Losing five key seniors from last year’s lineup, the expectations of Iowa State were not the same for this year’s team as they were in the 2008-’09 season that ended with a trip to the Elite Eight. The Cyclones could have been satisfied with the season highlights they made during the season — beating Colorado and Texas on the road and upsetting Baylor on the Cyclones’ Pink Zone event.

Instead, knowing the NCAA tournament’s first and second rounds would be held on the Cyclones’ turf motivated players and coaching staff to work harder; as Fennelly walked through Hilton Coliseum each day, he was reminded by the NCAA banners that surround the outer concourse of Hilton.

“They’ve learned a lot of basketball in a short amount of time, and the way they’ve handled it has been amazing to me,” Fennelly said following the Baylor game. “It’s been hard on them, but, hopefully, in the end, when this is all said and done, they’ll look back and say ‘yeah, it was hard, but man it was worth it.’”

While Fennelly may not have wanted the players to realize he was thinking and reminded of the NCAA tournament each day, the thought was drifting through their minds too.
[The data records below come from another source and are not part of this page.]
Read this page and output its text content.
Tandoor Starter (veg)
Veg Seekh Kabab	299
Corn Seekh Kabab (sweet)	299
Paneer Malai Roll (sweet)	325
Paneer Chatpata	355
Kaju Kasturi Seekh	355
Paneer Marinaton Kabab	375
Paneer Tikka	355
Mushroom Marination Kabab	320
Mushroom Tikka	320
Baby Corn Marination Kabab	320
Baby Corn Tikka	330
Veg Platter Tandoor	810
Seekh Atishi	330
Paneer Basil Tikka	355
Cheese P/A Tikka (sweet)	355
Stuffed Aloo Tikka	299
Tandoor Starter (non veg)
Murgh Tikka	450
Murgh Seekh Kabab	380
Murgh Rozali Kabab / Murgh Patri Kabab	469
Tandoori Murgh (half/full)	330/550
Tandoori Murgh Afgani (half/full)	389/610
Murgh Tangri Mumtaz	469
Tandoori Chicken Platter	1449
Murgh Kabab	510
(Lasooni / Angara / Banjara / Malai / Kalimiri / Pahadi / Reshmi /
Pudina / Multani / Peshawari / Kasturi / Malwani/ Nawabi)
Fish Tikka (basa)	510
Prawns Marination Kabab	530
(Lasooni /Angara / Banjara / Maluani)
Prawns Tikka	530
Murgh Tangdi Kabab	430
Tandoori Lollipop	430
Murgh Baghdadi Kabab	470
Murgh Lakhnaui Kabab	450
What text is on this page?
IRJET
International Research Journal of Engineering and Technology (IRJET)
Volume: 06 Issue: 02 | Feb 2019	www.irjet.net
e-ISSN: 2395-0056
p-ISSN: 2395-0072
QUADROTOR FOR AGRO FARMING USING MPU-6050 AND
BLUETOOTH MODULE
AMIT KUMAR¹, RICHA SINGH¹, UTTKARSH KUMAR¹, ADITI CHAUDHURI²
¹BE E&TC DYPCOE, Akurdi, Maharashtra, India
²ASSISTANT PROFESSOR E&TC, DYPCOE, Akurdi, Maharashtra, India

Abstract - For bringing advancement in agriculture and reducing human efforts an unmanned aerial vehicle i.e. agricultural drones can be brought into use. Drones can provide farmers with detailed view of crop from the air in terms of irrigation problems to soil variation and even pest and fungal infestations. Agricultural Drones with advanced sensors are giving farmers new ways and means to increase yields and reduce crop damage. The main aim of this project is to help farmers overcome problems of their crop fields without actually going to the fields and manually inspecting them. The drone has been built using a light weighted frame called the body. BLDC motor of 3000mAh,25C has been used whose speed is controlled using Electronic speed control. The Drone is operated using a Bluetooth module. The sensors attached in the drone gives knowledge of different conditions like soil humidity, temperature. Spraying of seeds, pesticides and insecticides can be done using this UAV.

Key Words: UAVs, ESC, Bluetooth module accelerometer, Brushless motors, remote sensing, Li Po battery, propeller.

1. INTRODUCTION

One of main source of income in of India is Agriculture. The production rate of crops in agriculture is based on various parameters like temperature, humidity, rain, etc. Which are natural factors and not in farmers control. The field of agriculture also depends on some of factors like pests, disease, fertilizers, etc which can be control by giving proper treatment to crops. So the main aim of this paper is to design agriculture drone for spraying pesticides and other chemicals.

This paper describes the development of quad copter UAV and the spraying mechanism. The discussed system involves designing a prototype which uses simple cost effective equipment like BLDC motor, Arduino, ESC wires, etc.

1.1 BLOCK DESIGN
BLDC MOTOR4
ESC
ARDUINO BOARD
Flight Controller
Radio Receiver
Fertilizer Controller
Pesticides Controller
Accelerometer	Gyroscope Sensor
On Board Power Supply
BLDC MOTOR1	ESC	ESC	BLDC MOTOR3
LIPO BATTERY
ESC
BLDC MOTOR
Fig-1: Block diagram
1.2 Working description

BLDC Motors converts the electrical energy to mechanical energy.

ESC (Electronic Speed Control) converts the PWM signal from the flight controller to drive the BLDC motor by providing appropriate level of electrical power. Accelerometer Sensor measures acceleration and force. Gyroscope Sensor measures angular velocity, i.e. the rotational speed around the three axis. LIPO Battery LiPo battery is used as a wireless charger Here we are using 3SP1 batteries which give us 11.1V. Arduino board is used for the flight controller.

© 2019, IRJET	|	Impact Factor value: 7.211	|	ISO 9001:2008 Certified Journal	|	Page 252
The dates on the banners approach, and it’s hard not to know what March means in Fennelly’s basketball world.

“I think, like coach Fennelly always says, good teams play in March; good teams want to play in March,” said junior guard Kelsey Bolte. “It’s [about] how hard you want it and what you’re willing to do to keep winning.”
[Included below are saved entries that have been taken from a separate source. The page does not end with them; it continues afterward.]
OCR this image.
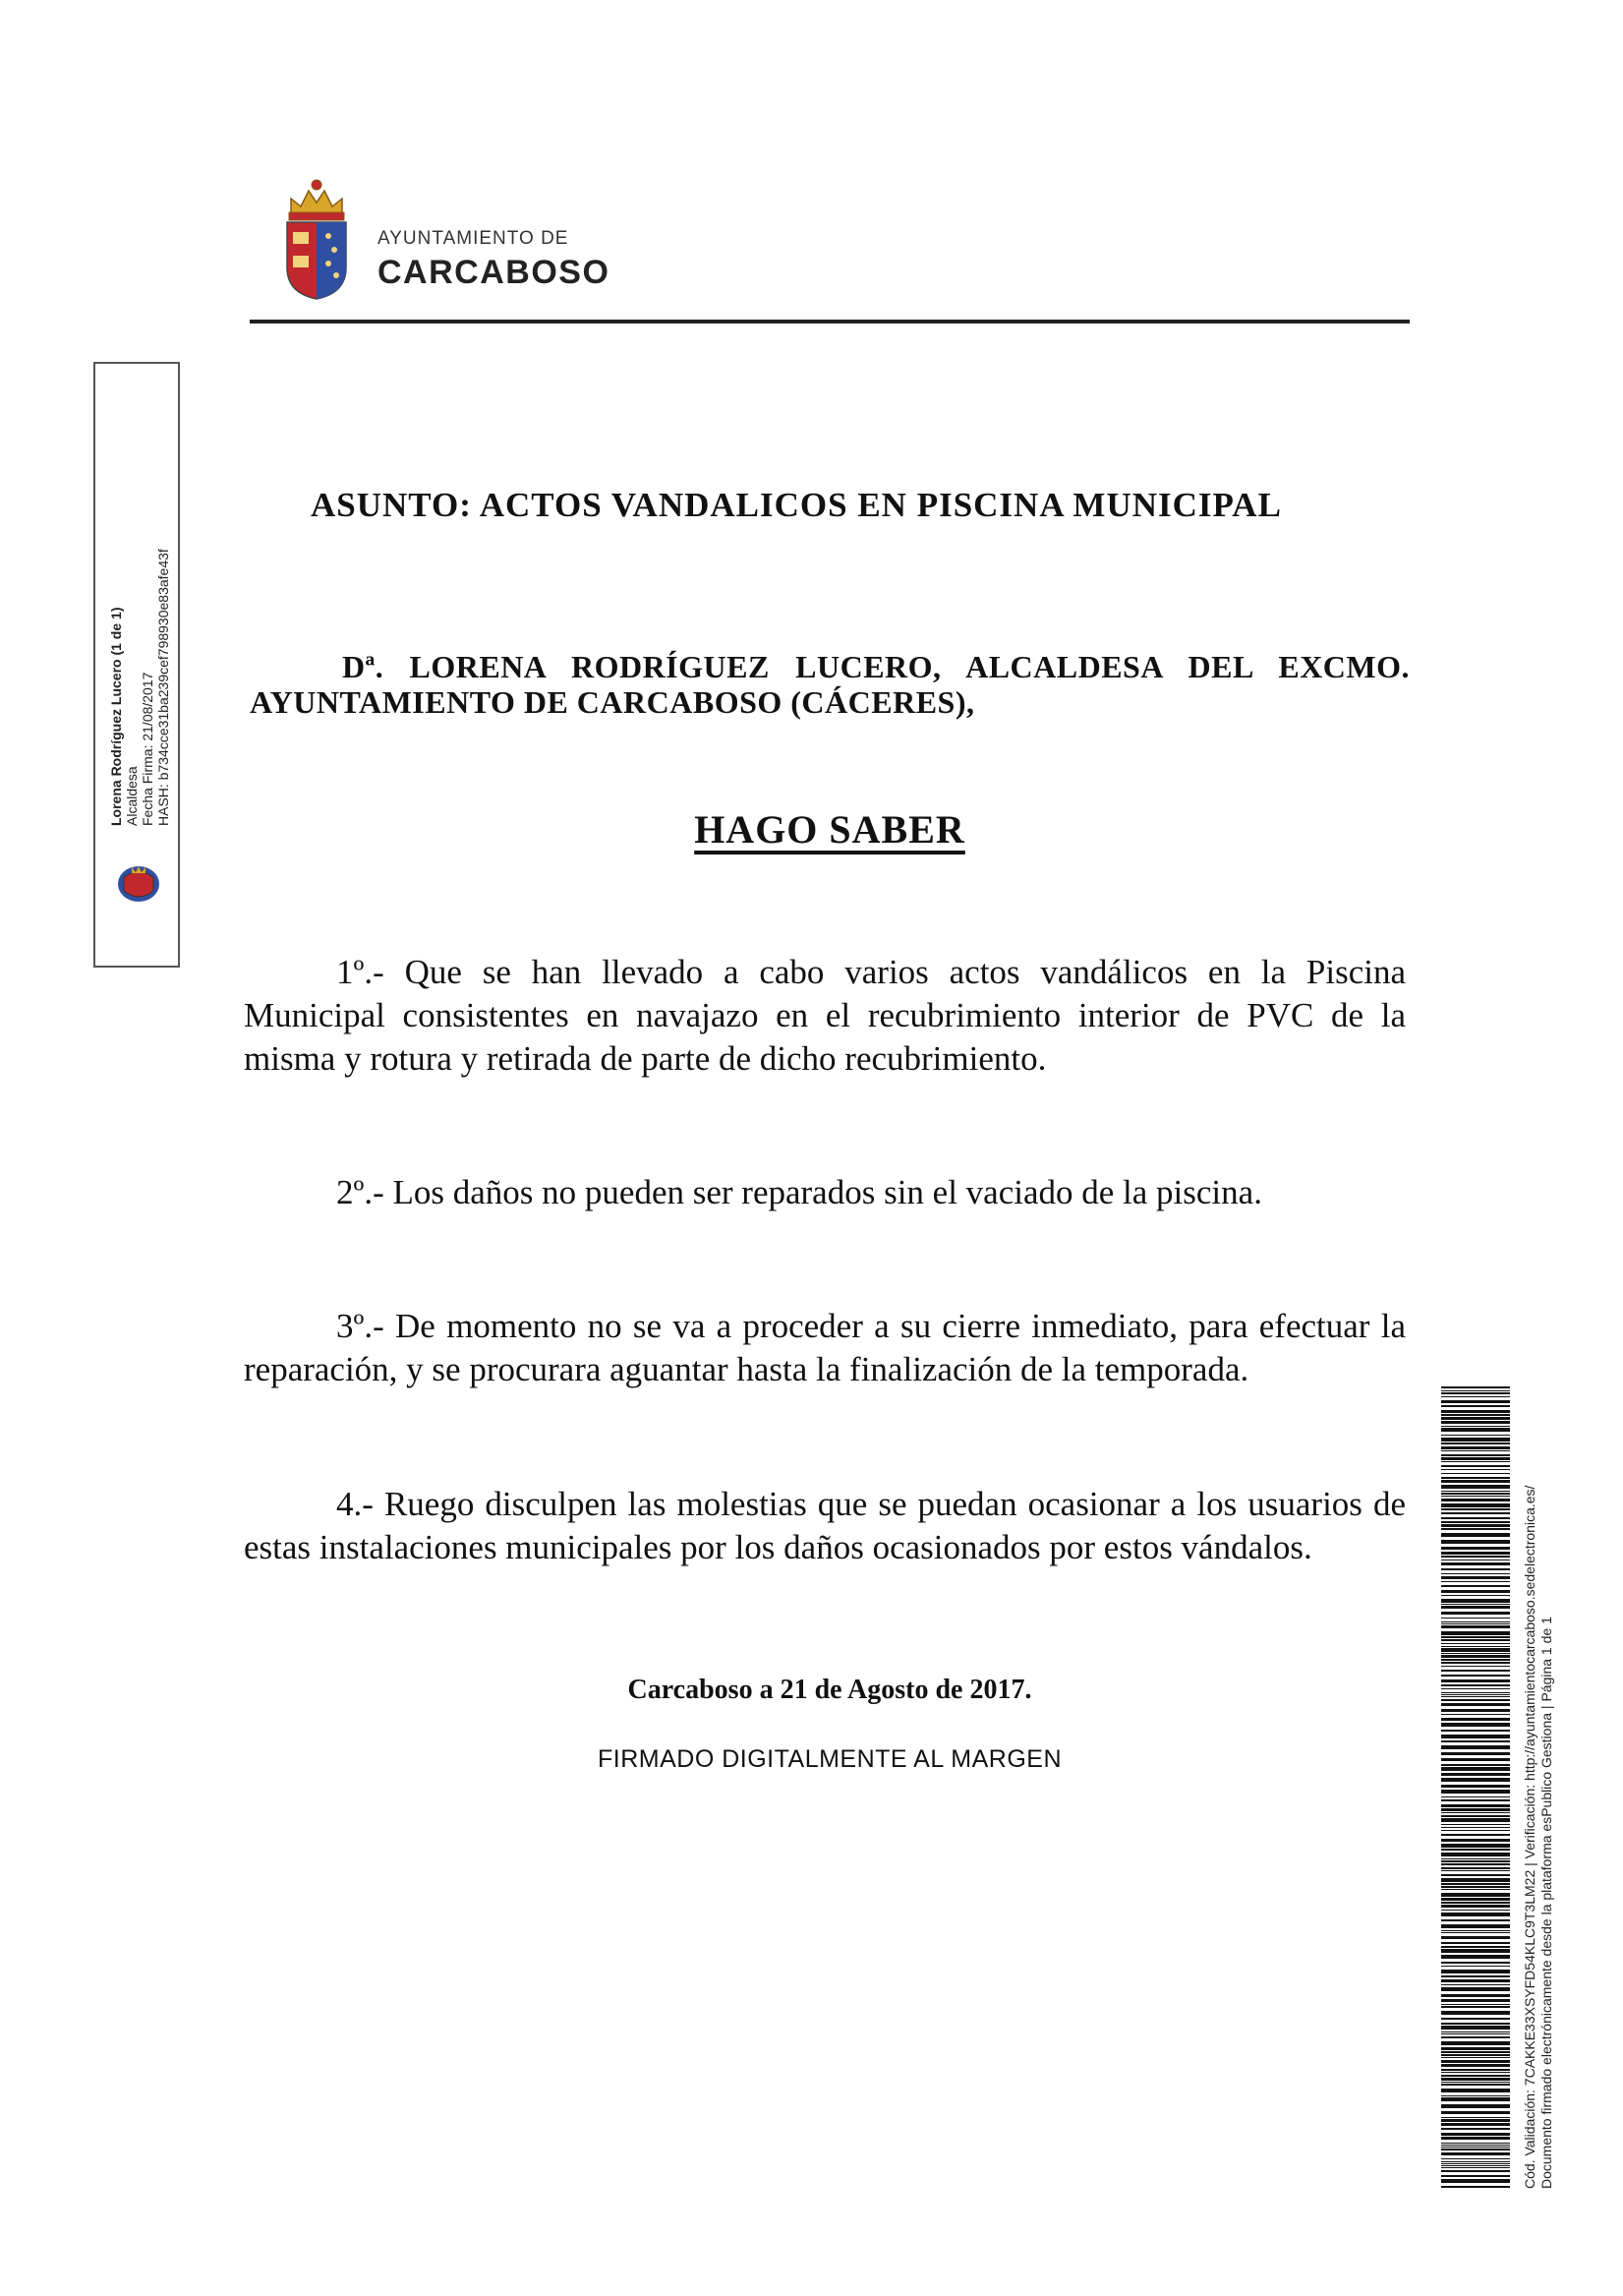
AYUNTAMIENTO DE
CARCABOSO
ASUNTO: ACTOS VANDALICOS EN PISCINA MUNICIPAL
Dª. LORENA RODRÍGUEZ LUCERO, ALCALDESA DEL EXCMO.
AYUNTAMIENTO DE CARCABOSO (CÁCERES),
HAGO SABER
1º.- Que se han llevado a cabo varios actos vandálicos en la Piscina Municipal consistentes en navajazo en el recubrimiento interior de PVC de la misma y rotura y retirada de parte de dicho recubrimiento.
2º.- Los daños no pueden ser reparados sin el vaciado de la piscina.
3º.- De momento no se va a proceder a su cierre inmediato, para efectuar la reparación, y se procurara aguantar hasta la finalización de la temporada.
4.- Ruego disculpen las molestias que se puedan ocasionar a los usuarios de estas instalaciones municipales por los daños ocasionados por estos vándalos.
Carcaboso a 21 de Agosto de 2017.
FIRMADO DIGITALMENTE AL MARGEN
Lorena Rodríguez Lucero (1 de 1) Alcaldesa Fecha Firma: 21/08/2017 HASH: b734cce31ba239cef798930e83afe43f
Cód. Validación: 7CAKKE33XSYFD54KLC9T3LM22 | Verificación: http://ayuntamientocarcaboso.sedelectronica.es/ Documento firmado electrónicamente desde la plataforma esPublico Gestiona | Página 1 de 1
Being a leader on the floor as a junior, Bolte realizes the finality of March and what comes with playing in the Big 12 tournament, leading up to the NCAA tournament. For the newcomers on the team, nerves may be a factor in Kansas City as the Cyclones enter with a No. 2 seed and high expectations.

“The jitters that our freshmen will have — they’re going to have every tournament game,” Fennelly said. “I think, when you go through that for the first time, it’s exciting — the thrill of that tournament, the thrill of playing in a post-season event is fun, and the other caveat in the back of your mind is when you lose, you’re done.”
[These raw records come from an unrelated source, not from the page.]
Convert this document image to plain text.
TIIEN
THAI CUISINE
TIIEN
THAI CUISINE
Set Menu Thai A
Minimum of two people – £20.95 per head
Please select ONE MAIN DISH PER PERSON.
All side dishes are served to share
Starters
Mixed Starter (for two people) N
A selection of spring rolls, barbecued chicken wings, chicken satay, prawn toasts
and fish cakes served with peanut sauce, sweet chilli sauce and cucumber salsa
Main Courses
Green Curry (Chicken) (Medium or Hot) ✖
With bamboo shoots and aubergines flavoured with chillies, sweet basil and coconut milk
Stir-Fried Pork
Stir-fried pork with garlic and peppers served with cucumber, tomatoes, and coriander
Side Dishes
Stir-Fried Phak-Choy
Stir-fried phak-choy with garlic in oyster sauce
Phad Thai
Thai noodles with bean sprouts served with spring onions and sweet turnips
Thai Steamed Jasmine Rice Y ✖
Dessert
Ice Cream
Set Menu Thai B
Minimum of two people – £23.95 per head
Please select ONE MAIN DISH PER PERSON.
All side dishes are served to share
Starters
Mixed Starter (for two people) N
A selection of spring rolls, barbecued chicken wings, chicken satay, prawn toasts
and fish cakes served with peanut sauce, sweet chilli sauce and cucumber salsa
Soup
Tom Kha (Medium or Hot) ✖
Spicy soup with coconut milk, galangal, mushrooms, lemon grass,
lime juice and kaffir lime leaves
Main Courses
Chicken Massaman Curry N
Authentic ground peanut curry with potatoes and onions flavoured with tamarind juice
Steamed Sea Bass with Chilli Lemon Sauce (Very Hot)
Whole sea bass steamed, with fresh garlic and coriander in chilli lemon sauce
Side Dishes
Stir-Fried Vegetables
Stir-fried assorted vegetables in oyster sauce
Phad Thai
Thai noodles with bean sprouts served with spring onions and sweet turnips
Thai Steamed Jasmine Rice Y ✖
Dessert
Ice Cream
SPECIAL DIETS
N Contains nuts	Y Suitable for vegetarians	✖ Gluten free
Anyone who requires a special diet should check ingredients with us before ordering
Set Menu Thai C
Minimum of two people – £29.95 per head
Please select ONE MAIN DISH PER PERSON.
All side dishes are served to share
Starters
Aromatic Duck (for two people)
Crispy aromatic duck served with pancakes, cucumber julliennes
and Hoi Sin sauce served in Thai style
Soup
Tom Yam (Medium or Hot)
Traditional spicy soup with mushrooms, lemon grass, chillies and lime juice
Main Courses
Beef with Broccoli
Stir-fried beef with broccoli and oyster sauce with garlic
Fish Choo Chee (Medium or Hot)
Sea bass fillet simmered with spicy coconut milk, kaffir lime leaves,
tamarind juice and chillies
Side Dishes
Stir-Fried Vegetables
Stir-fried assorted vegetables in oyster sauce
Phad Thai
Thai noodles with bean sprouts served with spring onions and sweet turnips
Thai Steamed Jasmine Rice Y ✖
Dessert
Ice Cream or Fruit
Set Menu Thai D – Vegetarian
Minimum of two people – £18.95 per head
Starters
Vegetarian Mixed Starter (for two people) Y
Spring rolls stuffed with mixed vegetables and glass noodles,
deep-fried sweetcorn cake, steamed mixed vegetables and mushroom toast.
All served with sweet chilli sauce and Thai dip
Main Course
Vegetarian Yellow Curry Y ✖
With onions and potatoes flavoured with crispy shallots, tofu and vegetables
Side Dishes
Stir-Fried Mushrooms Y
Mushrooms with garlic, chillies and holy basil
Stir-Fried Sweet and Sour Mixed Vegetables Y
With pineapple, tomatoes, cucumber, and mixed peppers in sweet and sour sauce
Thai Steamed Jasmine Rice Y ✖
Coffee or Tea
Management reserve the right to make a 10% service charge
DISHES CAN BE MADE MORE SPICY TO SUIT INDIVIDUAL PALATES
Iowa State traveled to Kansas City on Wednesday to watch the men’s team play and, after the loss by the ISU men, may have realized the finality this tournament could present.

Iowa State will need to adjust faster than ever, finding out Thursday night who their opponent would be for Friday, having less than 24 hours to prepare for the game with Oklahoma State.

“We’re used to short-term scouting reports and trying to get ready for a team, so, either way, whether it’s ahead of time or at the last minute, we’ll still get it done and be able to prepare the way we need to,” said senior guard Denae Stuckey.

Although this may be the fastest turnaround of the season for Iowa State, in terms of preparation, the Cyclone players are used to adapting to new game plans. Iowa State had just two days to prepare for No. 15 Baylor, and, at halftime of the Pink Zone game against the Bears, Fennelly had nothing to complain about.

“I have coached this team harder than any team that I’ve ever coached, and probably unfairly at times,” Fennelly said following the Baylor game. “They’ve gotten two-plus years of basketball in probably about four months, because they don’t understand — every day I wake up and I see those banners about the NCAA tournament in this building.”

Pushing his team harder than years past has paid off so far for Iowa State, and Kansas City could be the next season highlight for the Cyclones.

“When you get into March, your mindset has to evolve into — the term we use with our team a lot is ‘refuse to lose’ — you want to play the next day,” Fennelly said. “I think the difference is that sense of finality; everyone always loves to talk about must-win games, and those of you that have been around me a long time — the only must-win game I’ve ever heard of is the game you absolutely must win to keep your season going.”